Lumière sur …. le vol d’entreprise ou la « fraude au Kbis »

Tout comme la carte nationale d’identité pour un individu, le Kbis est la preuve de l’existence juridique d’une entreprise.
Tout comme les personnes physiques, les entreprises en tant que personne morale peuvent aussi se voir dérober ou détourner leur identité. Protéger ce document justificatif officiel est essentiel pour assurer la pérennité de son entreprise et s’éviter une procédure très longue et coûteuse.

De quelle menace parle-t-on ?

La fraude au Kbis consiste à déposer de faux documents auprès du greffe du Tribunal de commerce pour faire modifier « officiellement » la direction ou l’actionnariat de l’entreprise (faux procès-verbal actant un changement de dirigeant, faux acte de cession de titres, faux statuts, etc). Cela permet par exemple au fraudeur, au nom de l’entreprise :
– d’ouvrir de nouveaux comptes bancaires
– de contracter des emprunts bancaires
– de passer des commandes ou obtenir des contrats

D’autres « arnaques » complémentaires peuvent consister à se faire passer pour un organisme public (greffe, impôts, etc) afin de demander des informations sensibles et stratégiques sous couvert d’une mise à jour obligatoire d’information (données bancaires, identifiants, etc).

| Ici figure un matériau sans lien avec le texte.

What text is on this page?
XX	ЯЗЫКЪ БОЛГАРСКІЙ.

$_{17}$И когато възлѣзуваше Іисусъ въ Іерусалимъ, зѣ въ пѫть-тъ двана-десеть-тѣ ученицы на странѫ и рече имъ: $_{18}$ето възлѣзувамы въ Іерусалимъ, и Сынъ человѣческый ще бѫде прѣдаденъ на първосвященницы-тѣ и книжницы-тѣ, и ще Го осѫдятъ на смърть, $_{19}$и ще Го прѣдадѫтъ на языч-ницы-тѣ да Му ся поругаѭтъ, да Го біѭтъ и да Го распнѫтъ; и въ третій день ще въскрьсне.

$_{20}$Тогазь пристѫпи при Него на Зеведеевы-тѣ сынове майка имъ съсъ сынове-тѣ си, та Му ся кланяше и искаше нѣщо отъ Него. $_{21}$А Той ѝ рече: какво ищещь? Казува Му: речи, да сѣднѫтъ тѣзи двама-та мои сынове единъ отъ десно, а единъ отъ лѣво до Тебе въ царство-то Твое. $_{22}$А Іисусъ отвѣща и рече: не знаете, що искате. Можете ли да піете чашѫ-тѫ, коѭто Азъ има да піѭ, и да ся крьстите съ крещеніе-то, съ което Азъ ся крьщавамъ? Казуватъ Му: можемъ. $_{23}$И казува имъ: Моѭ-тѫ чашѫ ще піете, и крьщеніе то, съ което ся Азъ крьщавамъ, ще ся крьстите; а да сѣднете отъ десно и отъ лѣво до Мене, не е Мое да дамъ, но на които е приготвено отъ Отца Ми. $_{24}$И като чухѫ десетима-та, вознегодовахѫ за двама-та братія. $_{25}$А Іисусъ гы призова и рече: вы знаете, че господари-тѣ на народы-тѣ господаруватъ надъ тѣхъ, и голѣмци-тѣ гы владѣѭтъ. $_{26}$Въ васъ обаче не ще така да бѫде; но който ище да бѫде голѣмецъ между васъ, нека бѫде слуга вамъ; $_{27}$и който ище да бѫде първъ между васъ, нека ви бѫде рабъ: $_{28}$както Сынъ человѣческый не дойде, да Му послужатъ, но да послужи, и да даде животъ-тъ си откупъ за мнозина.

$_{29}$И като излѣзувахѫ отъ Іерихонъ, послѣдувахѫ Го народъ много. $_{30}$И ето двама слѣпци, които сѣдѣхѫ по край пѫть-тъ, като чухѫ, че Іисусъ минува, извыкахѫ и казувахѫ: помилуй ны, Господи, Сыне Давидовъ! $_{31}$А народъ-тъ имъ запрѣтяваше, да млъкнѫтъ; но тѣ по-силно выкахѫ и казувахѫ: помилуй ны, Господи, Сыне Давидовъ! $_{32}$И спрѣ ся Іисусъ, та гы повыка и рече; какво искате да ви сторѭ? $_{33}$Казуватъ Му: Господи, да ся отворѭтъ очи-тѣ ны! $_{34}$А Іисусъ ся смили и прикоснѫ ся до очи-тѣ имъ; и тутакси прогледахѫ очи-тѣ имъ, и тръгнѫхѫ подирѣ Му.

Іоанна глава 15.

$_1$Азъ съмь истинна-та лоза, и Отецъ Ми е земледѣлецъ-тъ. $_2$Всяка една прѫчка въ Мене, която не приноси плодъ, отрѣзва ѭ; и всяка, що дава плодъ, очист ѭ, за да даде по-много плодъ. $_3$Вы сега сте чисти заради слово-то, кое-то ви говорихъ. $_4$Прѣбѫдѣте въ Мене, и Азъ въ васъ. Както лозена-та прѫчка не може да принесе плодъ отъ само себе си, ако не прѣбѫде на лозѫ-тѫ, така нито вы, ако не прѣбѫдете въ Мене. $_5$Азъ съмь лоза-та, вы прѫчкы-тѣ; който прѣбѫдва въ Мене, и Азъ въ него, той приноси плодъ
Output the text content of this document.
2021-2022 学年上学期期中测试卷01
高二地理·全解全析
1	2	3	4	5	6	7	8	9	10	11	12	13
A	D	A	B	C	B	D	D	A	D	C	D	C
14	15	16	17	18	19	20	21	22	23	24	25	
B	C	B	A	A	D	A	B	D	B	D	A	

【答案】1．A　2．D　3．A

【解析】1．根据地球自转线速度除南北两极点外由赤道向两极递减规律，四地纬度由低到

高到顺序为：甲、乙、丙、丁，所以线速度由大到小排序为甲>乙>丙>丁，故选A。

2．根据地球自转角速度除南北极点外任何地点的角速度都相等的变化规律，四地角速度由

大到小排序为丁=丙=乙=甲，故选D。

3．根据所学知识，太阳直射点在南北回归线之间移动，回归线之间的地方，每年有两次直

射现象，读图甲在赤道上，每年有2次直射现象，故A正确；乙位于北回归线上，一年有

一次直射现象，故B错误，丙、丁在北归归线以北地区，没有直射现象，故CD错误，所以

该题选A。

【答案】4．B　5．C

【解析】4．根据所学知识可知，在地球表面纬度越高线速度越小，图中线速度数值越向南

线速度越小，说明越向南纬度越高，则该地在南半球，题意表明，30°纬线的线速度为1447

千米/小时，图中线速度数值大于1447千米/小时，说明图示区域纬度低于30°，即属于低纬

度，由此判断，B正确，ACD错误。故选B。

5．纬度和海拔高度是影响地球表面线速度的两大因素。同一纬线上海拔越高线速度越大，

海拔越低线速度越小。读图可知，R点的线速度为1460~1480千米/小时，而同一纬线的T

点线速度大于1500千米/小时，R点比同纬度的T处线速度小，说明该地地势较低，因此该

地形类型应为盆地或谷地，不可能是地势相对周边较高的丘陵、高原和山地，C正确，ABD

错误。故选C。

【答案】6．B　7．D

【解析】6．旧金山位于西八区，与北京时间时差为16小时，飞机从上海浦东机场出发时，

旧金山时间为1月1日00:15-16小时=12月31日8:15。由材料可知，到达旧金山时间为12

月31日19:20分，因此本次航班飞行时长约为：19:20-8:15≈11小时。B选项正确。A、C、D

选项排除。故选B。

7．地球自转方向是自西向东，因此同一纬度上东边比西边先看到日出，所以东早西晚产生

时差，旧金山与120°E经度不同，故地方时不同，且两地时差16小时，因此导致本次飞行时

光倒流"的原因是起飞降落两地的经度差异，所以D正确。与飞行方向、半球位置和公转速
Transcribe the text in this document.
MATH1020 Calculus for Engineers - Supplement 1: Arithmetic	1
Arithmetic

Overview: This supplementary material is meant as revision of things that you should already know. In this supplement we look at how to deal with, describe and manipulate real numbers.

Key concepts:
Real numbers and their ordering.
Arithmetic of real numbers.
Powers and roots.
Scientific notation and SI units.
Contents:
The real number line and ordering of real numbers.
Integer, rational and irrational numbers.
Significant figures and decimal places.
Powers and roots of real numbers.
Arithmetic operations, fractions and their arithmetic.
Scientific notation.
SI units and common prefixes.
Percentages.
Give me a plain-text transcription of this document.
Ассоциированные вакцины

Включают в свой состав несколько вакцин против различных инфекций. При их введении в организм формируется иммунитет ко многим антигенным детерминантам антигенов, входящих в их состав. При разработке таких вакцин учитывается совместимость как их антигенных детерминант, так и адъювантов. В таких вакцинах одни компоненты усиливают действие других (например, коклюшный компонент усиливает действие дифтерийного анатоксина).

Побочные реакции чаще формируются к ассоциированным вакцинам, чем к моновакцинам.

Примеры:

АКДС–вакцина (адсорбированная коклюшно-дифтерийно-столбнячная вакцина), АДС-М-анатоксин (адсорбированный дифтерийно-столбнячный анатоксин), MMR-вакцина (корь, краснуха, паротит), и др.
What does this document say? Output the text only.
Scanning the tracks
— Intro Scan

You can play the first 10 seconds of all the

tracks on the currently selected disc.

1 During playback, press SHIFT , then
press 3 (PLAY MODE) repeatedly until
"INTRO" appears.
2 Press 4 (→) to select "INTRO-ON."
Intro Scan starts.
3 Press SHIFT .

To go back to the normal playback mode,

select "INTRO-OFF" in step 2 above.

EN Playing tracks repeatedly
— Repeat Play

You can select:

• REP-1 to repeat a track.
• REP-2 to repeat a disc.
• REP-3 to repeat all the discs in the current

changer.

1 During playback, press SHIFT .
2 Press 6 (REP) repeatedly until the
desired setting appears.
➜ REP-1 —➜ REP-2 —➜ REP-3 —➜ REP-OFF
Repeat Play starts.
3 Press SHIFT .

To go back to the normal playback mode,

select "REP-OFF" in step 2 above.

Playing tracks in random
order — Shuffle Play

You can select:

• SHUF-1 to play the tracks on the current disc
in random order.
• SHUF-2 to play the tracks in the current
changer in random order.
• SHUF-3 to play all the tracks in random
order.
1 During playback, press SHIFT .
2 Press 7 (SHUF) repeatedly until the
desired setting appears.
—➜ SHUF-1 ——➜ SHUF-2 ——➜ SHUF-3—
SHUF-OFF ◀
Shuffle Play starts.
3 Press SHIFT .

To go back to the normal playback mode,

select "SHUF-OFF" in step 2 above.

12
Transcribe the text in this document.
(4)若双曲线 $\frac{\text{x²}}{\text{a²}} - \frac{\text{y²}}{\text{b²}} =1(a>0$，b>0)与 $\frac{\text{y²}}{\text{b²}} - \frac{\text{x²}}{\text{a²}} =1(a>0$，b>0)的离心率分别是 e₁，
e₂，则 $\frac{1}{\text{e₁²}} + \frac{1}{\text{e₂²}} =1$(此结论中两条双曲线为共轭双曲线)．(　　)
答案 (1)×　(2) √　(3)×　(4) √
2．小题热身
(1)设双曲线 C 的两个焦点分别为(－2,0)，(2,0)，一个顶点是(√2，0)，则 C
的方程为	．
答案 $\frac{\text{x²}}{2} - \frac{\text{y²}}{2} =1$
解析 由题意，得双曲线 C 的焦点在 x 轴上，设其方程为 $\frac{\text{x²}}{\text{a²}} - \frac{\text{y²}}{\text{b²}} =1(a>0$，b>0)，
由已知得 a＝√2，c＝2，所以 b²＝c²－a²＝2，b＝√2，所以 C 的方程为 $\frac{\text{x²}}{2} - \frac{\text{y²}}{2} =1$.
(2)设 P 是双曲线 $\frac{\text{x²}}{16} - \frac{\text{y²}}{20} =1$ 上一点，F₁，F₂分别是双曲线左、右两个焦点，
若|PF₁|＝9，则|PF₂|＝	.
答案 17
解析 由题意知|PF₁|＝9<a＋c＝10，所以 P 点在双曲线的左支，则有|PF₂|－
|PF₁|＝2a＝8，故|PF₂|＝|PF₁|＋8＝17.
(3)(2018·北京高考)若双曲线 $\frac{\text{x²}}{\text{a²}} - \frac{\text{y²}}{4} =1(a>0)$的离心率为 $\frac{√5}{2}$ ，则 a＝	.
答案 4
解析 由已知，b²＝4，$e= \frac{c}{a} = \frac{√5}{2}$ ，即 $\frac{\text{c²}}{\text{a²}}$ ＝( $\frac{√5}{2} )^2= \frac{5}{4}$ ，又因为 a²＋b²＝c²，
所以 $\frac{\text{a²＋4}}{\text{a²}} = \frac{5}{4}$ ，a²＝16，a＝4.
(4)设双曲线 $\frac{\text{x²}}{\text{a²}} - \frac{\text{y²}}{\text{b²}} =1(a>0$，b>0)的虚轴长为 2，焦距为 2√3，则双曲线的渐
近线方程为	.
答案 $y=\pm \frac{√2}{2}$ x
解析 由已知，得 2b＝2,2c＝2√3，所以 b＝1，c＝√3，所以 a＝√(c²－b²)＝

Les conséquences pour le chef d’entreprise ou l’actionnaire peuvent non seulement être financières, mais également réputationnelles (perte de confiance de la part des clients, fournisseurs, investisseurs, etc).

Que faire pour s’en prémunir ?

1/ FORMER :
Sensibilisez vos collaborateurs à la cybersécurité ainsi qu’aux risques d’usurpation d’identité. Formez-les à la détection des signes de faux et mettez en place des procédures de vérification de l’exactitude des informations fournies par les tiers.

2/ VEILLER ET SURVEILLER :
Consultez et suivez régulièrement les informations et des formalités réalisées pour votre entreprise ou vos partenaires. Mettez en place une surveillance proactive en activant des alertes en cas de modification. Utilisez les plateformes officielles telles que infogreffe.fr et monidenum.fr. En cas de doute, les autorités ont aussi développé des solutions permettant de vérifier l’authenticité d’un Kbis (QR code, code de vérification).

3/ AGIR IMMÉDIATEMENT pour éviter tout risque de mise en faillite de votre entreprise :
N’hésitez pas à déposer plainte pour faux, à demander sans délai l’effacement du document falsifié au greffe du RCS et en cas de refus à saisir le juge commis à la surveillance du RCS ou même à saisir en référé le Président du Tribunal de commerce.
Faites-vous accompagner d’un avocat en droit des sociétés.

Conclusion

En adoptant une approche proactive et en mettant en place des mesures de protection robustes, les entreprises peuvent se prémunir contre ces menaces de vol d’identité et assurer leur pérennité. La vigilance, la formation et l’utilisation des outils de surveillance ou de détection sont essentiels pour sécuriser l’identité de votre entreprise et protéger vos actifs.